Wie in der Zwischenkriegszeit versuchten die schweizerischen Behörden in enger Zusammenarbeit mit der kantonal organisierten Fremdenpolizei und dem Bundesamt für Industrie, Gewerbe und Arbeit, die Migration an die Bedürfnisse der Wirtschaft anzupassen, unter Berücksichtigung sowohl des Arbeitsmarkts wie auch des "Überfremdungsgrads". Bis Ende der 1950er Jahre bestimmte die Angst vor einer erneuten Weltwirtschaftskrise das Verhalten. Man betrachtete die ausländische Arbeitskräfte als Konjunkturpuffer, eine Grösse, die bei verlangsamtem Wirtschaftswachstum rasch nach unten angepasst werden konnte (was denn auch 1948-1949, 1958 und nach 1974 getan wurde). Die Einführung eines Rotationssystems erschien als geeignete Massnahme. Der Aufenthalt von Fremdarbeitern sollte zeitlich begrenzt und nicht automatisch erneuerbar sein. Demzufolge wurden die Ausländer je nach Art der Bewilligung in Kategorien eingeteilt:

  1. Grenzgänger, die in der Schweiz erwerbstätig sind und jeden Abend wieder ausreisen (Ausweis F). Mit zunehmender Motorisierung und steigender Wohnungsnot wuchs die Zahl der Grenzgänger in den dafür günstig gelegenen Gebieten (1983-2000 ca. 100'000-150'000 Personen, mit einer Spitze von ca. 180'000 1990). Mit dem Inkrafttreten der bilateralen Abkommen zu Beginn des 21. Jahrhunderts stieg die Zahl der Grenzgänger stetig an (250'000 2011).
  2. Eine geringe, seit 1978 allerdings steigende Anzahl Personen, die eine kurzfristige, nicht erneuerbare Arbeitsbewilligung besitzen (sechs oder zwölf Monate, z.B. für Aupairmädchen).
  3. Saisonniers (Ausweis A), deren (wiederholter) Aufenthalt, ohne Familiennachzug, auf maximal neun Monate pro Jahr beschränkt ist. 1987 schwankte ihre Zahl zwischen 14'000 im Dezember und 114'000 im Sommer. Nach 1990 ging ihr Bestand um die Hälfte zurück. Mit den bilateralen Abkommen I von 1999 (2002 in Kraft) wurde dieser Status abgeschafft.
  4. Inhaber einer Jahresaufenthaltsbewilligung (Ausweis B), die erneuerbar ist und nach einer Frist, die nach Ursprungsland variiert, eventuell umgewandelt werden kann in
  5. eine unbefristete Niederlassungsbewilligung (Ausweis C), mit der die Ausländer arbeitsrechtlich schweizerischen Staatsangehörigen gleichgestellt sind.
  6. Internationale Funktionäre, die insbesondere in Genf stark vertreten sind (1950 2500, 2010 ca. 22'000 bei einem gesamtschweizerischen Total von 28'000), und Angehörige diplomatischer Vertretungen, die keiner Bewilligungspflicht unterstehen.
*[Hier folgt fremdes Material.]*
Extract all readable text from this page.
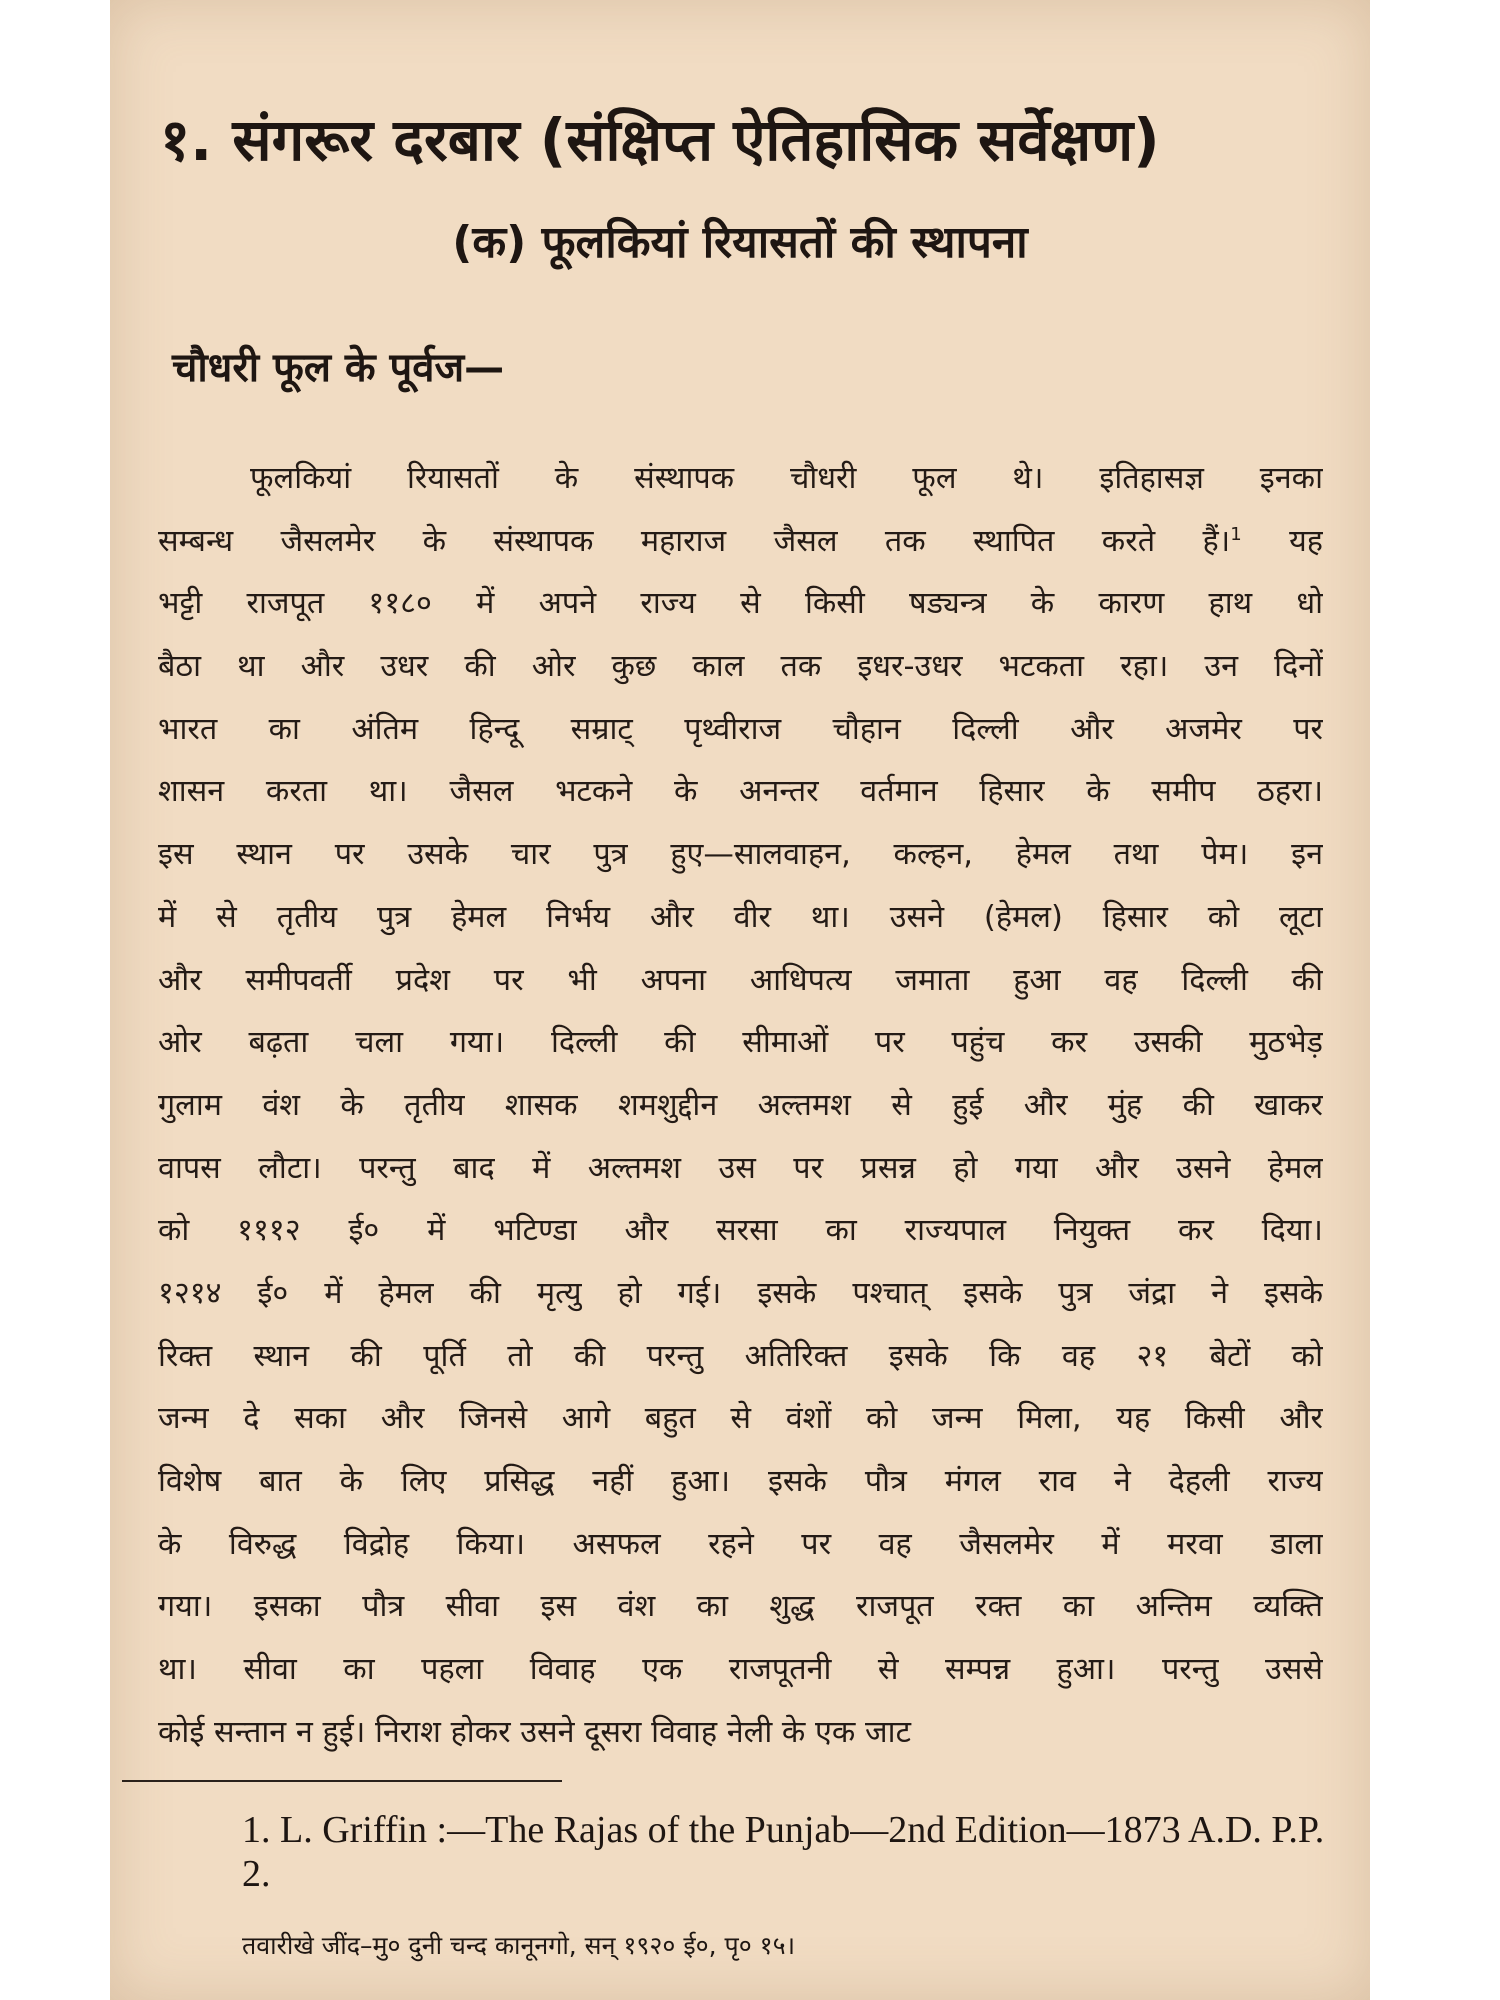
१. संगरूर दरबार (संक्षिप्त ऐतिहासिक सर्वेक्षण)
(क) फूलकियां रियासतों की स्थापना
चौधरी फूल के पूर्वज—
फूलकियां रियासतों के संस्थापक चौधरी फूल थे। इतिहासज्ञ इनका
सम्बन्ध जैसलमेर के संस्थापक महाराज जैसल तक स्थापित करते हैं।$^1$ यह
भट्टी राजपूत ११८० में अपने राज्य से किसी षड्यन्त्र के कारण हाथ धो
बैठा था और उधर की ओर कुछ काल तक इधर-उधर भटकता रहा। उन दिनों
भारत का अंतिम हिन्दू सम्राट् पृथ्वीराज चौहान दिल्ली और अजमेर पर
शासन करता था। जैसल भटकने के अनन्तर वर्तमान हिसार के समीप ठहरा।
इस स्थान पर उसके चार पुत्र हुए—सालवाहन, कल्हन, हेमल तथा पेम। इन
में से तृतीय पुत्र हेमल निर्भय और वीर था। उसने (हेमल) हिसार को लूटा
और समीपवर्ती प्रदेश पर भी अपना आधिपत्य जमाता हुआ वह दिल्ली की
ओर बढ़ता चला गया। दिल्ली की सीमाओं पर पहुंच कर उसकी मुठभेड़
गुलाम वंश के तृतीय शासक शमशुद्दीन अल्तमश से हुई और मुंह की खाकर
वापस लौटा। परन्तु बाद में अल्तमश उस पर प्रसन्न हो गया और उसने हेमल
को १११२ ई० में भटिण्डा और सरसा का राज्यपाल नियुक्त कर दिया।
१२१४ ई० में हेमल की मृत्यु हो गई। इसके पश्चात् इसके पुत्र जंद्रा ने इसके
रिक्त स्थान की पूर्ति तो की परन्तु अतिरिक्त इसके कि वह २१ बेटों को
जन्म दे सका और जिनसे आगे बहुत से वंशों को जन्म मिला, यह किसी और
विशेष बात के लिए प्रसिद्ध नहीं हुआ। इसके पौत्र मंगल राव ने देहली राज्य
के विरुद्ध विद्रोह किया। असफल रहने पर वह जैसलमेर में मरवा डाला
गया। इसका पौत्र सीवा इस वंश का शुद्ध राजपूत रक्त का अन्तिम व्यक्ति
था। सीवा का पहला विवाह एक राजपूतनी से सम्पन्न हुआ। परन्तु उससे
कोई सन्तान न हुई। निराश होकर उसने दूसरा विवाह नेली के एक जाट
1. L. Griffin :—The Rajas of the Punjab—2nd Edition—1873 A.D. P.P. 2.
तवारीखे जींद–मु० दुनी चन्द कानूनगो, सन् १९२० ई०, पृ० १५।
Um die gewünschten Migrationsbewegungen zu erreichen, wurde die Erteilung von C-Ausweisen beschränkt. Gleichzeitig versuchte man, die Inhaber von B-Ausweisen daran zu hindern, sich dauerhaft in der Schweiz niederzulassen. Deshalb wurde der Familiennachzug erst nach Jahren und nur unter bestimmten Bedingungen erlaubt. Zudem zielte eine Reihe häufig abgeänderter Vorschriften darauf ab, die geografische, berufliche und gesellschaftliche Bewegungsfreiheit der Ausländer einzuschränken: Es war nicht erlaubt, ohne Bewilligung den Arbeitgeber, den Beruf oder den Kanton zu wechseln oder selbstständig zu werden. Für Ausländer in führenden Positionen oder für bestimmte Fachkräfte galten diese Fristen indes nicht. Vermögende Personen ohne Erwerbstätigkeit erhielten (und erhalten) relativ leicht eine Aufenthalts-, später eine Niederlassungsbewilligung. Berühmtheiten aus Sport und Kultur, wie zum Beispiel Charlie Chaplin, schätzten die Ruhe und die Steuervergünstigungen, die die Schweiz bot.
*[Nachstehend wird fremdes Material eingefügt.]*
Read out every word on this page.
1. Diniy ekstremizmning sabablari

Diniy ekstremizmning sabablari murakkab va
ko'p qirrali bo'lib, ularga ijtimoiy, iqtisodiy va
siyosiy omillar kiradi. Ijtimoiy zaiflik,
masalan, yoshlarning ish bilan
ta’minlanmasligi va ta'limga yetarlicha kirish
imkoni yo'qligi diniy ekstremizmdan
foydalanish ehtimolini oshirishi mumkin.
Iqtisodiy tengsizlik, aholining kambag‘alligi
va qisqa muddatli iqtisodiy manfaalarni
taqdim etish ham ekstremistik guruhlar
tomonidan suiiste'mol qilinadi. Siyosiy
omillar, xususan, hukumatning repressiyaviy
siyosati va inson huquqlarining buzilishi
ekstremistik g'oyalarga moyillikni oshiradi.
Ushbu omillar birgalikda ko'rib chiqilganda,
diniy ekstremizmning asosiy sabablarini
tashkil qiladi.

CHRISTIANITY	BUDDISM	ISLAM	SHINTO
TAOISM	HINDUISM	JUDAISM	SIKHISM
Auslegung und Anwendung des komplexen Regelwerks gaben den Behörden und der Polizei erhebliche Machtbefugnisse. Ab 1970 mehrten sich zwar die Rekursmöglichkeiten; sie blieben aber für isolierte, sprachunkundige Ausländer ohne juristische Kenntnisse nach wie vor schwer greifbar. Das Ziel, den Arbeiterfluss in Gang zu halten, wurde erreicht. Zu Beginn der 1960er Jahre lebte die grosse Mehrheit der Fremdarbeiter seit weniger als vier Jahren in der Schweiz.

Die Wende in den 1960er Jahren

Die schweizerische Ausländerpolitik erreichte zwar ihre Zielsetzungen, führte aber in eine Sackgasse. Andere Länder konkurrenzierten die Schweiz, die als Zielland italienischer Gastarbeiter an Attraktivität eingebüsst hatte, insbesondere nachdem die EWG 1964 die Freizügigkeit für Arbeitnehmer der Mitgliedstaaten vereinbart hatte. Schweizer Unternehmer mussten auf fernere Länder zurückgreifen, und Behörden wie Wirtschaftsspitzen wurde bewusst, dass der Bedarf an ausländischen Arbeitskräften nicht ein vorübergehendes, sondern ein strukturelles Phänomen war. Deshalb rückte man vom Rotationsprinzip ab und wandte sich schrittweise einer auf Integration und Assimilation ausgerichteten Politik zu, welche eine dauerhafte Niederlassung der Ausländer in der Schweiz fördern und eine erleichterte Einbürgerung ermöglichen sollte. Inhabern von B-Ausweisen wurde der Familiennachzug erleichtert. So wuchs der Ausländeranteil an der Wohnbevölkerung rascher als jener an Berufstätigen. Entsprechend stieg der Bedarf an Wohnungen, Plätzen in Schulen, Spitälern und Transportmitteln. Zuvor vernachlässigte Arbeiten an der öffentlichen Infrastruktur mussten nachgeholt werden (1950-1970 wuchs die Bevölkerung der Schweiz von 4'714'992 auf 6'269'783 Einw.), Arbeiten, die ohne zusätzliche ausländische Arbeitskräfte gar nicht bewältigt werden konnten.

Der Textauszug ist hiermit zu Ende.